Info Service on Health Issues (Aug18/11)
Dear friends and colleagues,
Carbapenem-resistant Enterobacteriaceae (CRE) infections pose a major threat to patients and healthcare systems across Europe.
This warning came in a Rapid Risk Assessment in June from the European Centre for Disease Prevention and Control (ECDC).
CRE can cause urinary tract infections and bloodstream infections and spread quickly in hospital settings. Such infections are linked to long hospital stays, high treatment costs, treatment failures and high mortality. ‘We should be very concerned about the rise in carbapenem resistance in the EU/EEA (European Union/European Economic Area) as there are very few options for the treatment of patients with CRE infections,’ said Dominique Monnet, head of the ECDC’s Antimicrobial Resistance and Healthcare-Associated Infections Programme.

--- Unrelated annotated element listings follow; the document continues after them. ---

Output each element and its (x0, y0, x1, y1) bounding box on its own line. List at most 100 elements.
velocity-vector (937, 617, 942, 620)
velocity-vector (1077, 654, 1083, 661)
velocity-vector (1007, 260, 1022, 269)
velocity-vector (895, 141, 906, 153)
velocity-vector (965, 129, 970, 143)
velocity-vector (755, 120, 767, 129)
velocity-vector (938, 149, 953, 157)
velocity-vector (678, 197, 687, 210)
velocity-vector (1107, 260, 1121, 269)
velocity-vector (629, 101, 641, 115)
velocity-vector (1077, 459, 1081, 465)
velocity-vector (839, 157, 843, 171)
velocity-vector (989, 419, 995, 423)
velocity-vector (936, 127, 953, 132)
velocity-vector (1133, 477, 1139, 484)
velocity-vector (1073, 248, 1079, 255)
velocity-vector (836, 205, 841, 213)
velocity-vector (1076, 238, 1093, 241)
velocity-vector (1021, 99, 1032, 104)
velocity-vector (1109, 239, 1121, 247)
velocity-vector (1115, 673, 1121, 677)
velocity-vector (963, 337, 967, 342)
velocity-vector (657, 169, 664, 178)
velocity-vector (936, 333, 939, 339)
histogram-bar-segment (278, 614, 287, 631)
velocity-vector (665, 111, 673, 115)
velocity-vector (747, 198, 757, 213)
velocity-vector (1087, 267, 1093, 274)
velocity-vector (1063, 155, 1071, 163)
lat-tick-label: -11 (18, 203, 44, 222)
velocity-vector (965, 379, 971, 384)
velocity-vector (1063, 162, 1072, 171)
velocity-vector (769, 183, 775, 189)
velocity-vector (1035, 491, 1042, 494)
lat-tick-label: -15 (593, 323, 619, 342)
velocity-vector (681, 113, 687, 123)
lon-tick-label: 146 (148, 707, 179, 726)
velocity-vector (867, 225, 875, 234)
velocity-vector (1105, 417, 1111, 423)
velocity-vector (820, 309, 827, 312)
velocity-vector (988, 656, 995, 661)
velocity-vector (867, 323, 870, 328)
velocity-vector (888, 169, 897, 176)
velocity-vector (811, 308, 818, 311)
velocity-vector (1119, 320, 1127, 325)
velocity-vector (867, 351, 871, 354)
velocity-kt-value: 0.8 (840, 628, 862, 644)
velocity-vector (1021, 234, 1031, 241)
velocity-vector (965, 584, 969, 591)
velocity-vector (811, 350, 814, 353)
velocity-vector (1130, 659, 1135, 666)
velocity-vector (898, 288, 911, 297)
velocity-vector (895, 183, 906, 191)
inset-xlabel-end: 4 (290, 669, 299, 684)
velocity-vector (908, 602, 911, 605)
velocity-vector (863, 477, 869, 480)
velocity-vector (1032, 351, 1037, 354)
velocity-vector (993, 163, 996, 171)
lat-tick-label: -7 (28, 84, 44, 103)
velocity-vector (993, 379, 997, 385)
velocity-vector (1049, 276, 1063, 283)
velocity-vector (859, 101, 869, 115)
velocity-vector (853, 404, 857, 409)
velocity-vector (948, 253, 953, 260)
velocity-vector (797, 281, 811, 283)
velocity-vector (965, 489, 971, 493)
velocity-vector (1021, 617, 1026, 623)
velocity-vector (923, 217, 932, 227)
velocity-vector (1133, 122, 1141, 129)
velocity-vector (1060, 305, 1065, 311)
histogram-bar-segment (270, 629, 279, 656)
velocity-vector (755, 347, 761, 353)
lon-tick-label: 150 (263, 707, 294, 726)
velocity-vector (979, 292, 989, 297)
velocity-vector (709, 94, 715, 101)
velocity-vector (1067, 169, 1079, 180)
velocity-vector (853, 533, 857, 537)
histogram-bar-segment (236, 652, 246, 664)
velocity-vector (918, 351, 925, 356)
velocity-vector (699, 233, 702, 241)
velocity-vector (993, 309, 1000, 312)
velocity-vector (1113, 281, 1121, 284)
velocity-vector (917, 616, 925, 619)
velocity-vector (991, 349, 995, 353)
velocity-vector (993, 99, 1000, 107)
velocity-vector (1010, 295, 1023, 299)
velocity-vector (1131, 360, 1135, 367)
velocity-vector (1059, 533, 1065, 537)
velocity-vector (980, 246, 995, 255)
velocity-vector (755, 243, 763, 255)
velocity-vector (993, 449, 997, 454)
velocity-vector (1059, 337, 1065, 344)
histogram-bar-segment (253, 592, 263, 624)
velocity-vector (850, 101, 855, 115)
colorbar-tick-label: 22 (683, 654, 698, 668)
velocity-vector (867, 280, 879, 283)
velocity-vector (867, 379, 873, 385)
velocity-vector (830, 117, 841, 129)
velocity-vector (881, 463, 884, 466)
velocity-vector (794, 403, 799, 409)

Data from the European Antimicrobial Resistance Surveillance Network (EARS-Net) for 2016 show large differences in the national percentages of carbapenem-resistant bloodstream infections caused by Klebsiella pneumoniae, ranging from zero percent to as high as 67 percent. But in Romania, Italy and Greece, the prevalence of carbapenem-resistant K pneumoniae was 31 percent, 34 percent and 67 percent respectively, and increasing trends for 2013 through 2016 were also observed in Portugal and Greece.
ECDC officials are also concerned that travel or transfer of patients from an EU/EEA member state with a high CRE rate to a country with low prevalence could cause CRE rates to rise in healthcare settings throughout Europe.